Salt and urea concentration dependence of AC384 activity. NaCl (Panel (A)) and urea (Panel (B)) concentration dependence of B. pertussis AC activity. Reactions were carried out for 10 min with 0.32 nM AC384 in the presence of 2 mM ATP and 1 μM CaM (mean and STD of 4 independent experiments). Control experiments (not shown) showed that ATP and cAMP binding to the Al₂O₃ were not modified by the presence of NaCl or urea at the tested concentrations. Panel (C): B. pertussis AC384 activities were measured at the indicated CaM concentrations in standard conditions (i.e., in Tris buffer, blue square) or in the presence of 0.2 M NaCl (green circle) or 0.2 M urea (red diamond). Data were fitted as in Figure 2. Maximal activities (in mol of cAMP per mol of AC384 per sec) were 2225 ± 95, 1351 ± 50, and 1440 ± 32 s⁻¹ for assays in Tris buffer, in 0.2 M NaCl, and 0.2 M urea, respectively, while the CaM concentrations at half-maximal activation (≈K_D) were 0.20 ± 0.06, 0.32 ± 0.08, and 0.24 ± 0.04 nM, respectively.

Figure 4

Characterization of a detoxified CyaAE5-OVA vaccine. AC activity of the purified CyaAE5-OVA protein (stored at 5.8 μM in 6.6 M urea, 20 mM Hepes-Na) at the indicated concentrations was monitored at 30 °C in the presence of 2 mM ATP and 1 μM CaM for 10 min (bars 1 to 6). As a control, in bars 4–6, 0.32 nM AC384 were spiked in the reaction mixtures in addition to the CyaAE5-OVA protein, in order to check that the residual urea concentration in each assay (indicated on the bottom line) did not affect the enzymatic activity. Results are the mean and STD of four independent experiments.

Figure 5

Assay of CyaA binding to erythrocyte. Panels A and B: Erythrocytes (RBC) were incubated at 30 °C with 2 mM CaCl₂, for 30 min without CyaA (Panel (A)) or with 11.2 nM CyaA (panel (B)), and then extensively washed as described in the Methods section. After lysis, 20 μL of RBC lysates were tested in standard AC assays for the indicated times and the absorption of the Al₂O₃ supernatants were recorded at 260, 340, 405, and 595 nm. The cyclic AMP content in the Al₂O₃ supernatants was determined for sample A after 30 min of incubation and for sample B after 10 min of incubation by a specific ELISA assay and compared to the cAMP quantification deduced from the absorption at 260 nm (Abs₂₆₀). Panel (C): Erythrocytes were incubated without (no CyaA, black) or with 11.2 nM CyaA at 4 or 30 °C with 2 mM CaCl₂ or 2 mM EDTA for 30 min (as indicated). After extensive washing and cell lysis, 20 μL of RBC lysates were tested in standard AC assays as above for the indicated times.

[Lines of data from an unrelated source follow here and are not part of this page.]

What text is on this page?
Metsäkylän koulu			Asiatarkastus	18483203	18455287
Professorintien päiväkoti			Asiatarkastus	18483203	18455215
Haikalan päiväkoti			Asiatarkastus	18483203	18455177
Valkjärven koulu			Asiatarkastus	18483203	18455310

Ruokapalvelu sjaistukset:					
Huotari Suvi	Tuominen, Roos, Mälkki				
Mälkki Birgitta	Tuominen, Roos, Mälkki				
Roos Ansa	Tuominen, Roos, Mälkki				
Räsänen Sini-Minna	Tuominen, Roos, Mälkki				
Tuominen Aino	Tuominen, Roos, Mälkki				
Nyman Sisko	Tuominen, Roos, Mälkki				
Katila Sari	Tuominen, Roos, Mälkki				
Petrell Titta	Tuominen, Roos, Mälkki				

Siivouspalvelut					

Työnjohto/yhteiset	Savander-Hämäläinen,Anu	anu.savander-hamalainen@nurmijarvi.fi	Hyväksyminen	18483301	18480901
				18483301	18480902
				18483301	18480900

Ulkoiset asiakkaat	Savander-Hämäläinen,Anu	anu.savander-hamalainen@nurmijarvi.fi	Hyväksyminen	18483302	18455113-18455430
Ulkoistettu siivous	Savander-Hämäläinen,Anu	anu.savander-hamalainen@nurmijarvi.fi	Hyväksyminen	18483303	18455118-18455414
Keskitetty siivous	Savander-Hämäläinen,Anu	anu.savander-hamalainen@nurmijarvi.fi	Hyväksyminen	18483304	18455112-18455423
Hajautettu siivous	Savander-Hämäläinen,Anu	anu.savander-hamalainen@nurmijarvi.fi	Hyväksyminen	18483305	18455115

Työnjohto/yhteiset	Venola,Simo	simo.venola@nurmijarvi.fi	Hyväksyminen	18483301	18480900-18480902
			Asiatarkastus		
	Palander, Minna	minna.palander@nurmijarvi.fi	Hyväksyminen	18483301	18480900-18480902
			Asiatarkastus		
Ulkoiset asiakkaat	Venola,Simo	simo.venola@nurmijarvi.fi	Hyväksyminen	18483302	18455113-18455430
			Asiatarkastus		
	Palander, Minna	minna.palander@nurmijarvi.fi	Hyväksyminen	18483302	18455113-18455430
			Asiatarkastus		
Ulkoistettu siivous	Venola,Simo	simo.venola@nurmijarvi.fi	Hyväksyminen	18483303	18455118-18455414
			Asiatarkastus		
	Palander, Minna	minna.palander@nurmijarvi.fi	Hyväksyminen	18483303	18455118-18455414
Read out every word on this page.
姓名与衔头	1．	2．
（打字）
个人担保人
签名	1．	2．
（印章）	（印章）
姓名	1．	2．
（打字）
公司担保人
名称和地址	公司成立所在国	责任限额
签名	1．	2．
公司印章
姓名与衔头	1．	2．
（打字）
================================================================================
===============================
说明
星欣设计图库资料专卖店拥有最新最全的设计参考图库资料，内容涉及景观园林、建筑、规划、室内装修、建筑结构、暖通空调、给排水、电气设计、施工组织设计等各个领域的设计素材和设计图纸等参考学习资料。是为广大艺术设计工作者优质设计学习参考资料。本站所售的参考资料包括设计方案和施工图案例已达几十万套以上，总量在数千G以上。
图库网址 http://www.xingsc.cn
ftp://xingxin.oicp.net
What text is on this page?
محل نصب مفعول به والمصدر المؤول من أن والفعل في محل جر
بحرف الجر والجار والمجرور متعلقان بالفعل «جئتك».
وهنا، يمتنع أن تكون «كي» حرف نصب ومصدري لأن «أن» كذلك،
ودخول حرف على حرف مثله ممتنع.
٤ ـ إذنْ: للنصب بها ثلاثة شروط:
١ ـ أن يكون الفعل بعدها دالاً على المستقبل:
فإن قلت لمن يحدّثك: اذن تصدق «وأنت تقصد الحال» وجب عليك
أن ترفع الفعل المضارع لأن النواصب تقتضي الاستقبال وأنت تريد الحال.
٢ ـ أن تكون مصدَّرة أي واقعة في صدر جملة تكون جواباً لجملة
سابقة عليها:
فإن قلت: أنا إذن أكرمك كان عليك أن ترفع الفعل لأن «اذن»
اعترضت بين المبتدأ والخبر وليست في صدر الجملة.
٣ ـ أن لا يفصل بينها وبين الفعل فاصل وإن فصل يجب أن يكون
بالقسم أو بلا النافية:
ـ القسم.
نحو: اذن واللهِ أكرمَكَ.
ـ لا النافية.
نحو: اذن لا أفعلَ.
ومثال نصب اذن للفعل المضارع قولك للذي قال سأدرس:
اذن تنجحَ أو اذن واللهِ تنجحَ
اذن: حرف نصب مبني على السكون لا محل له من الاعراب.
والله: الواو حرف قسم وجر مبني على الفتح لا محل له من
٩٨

The relative fractions of “bound” CyaA activity, as compared to the total CyaA added to each cell suspension, correspond to about 2.4% for the incubation at 30 °C in the presence of CaCl₂ (blue), about 1.1% for the incubation at 4 °C in the presence of CaCl₂ (green), and less than 0.15% for the incubation at 30 °C in the presence of EDTA (red).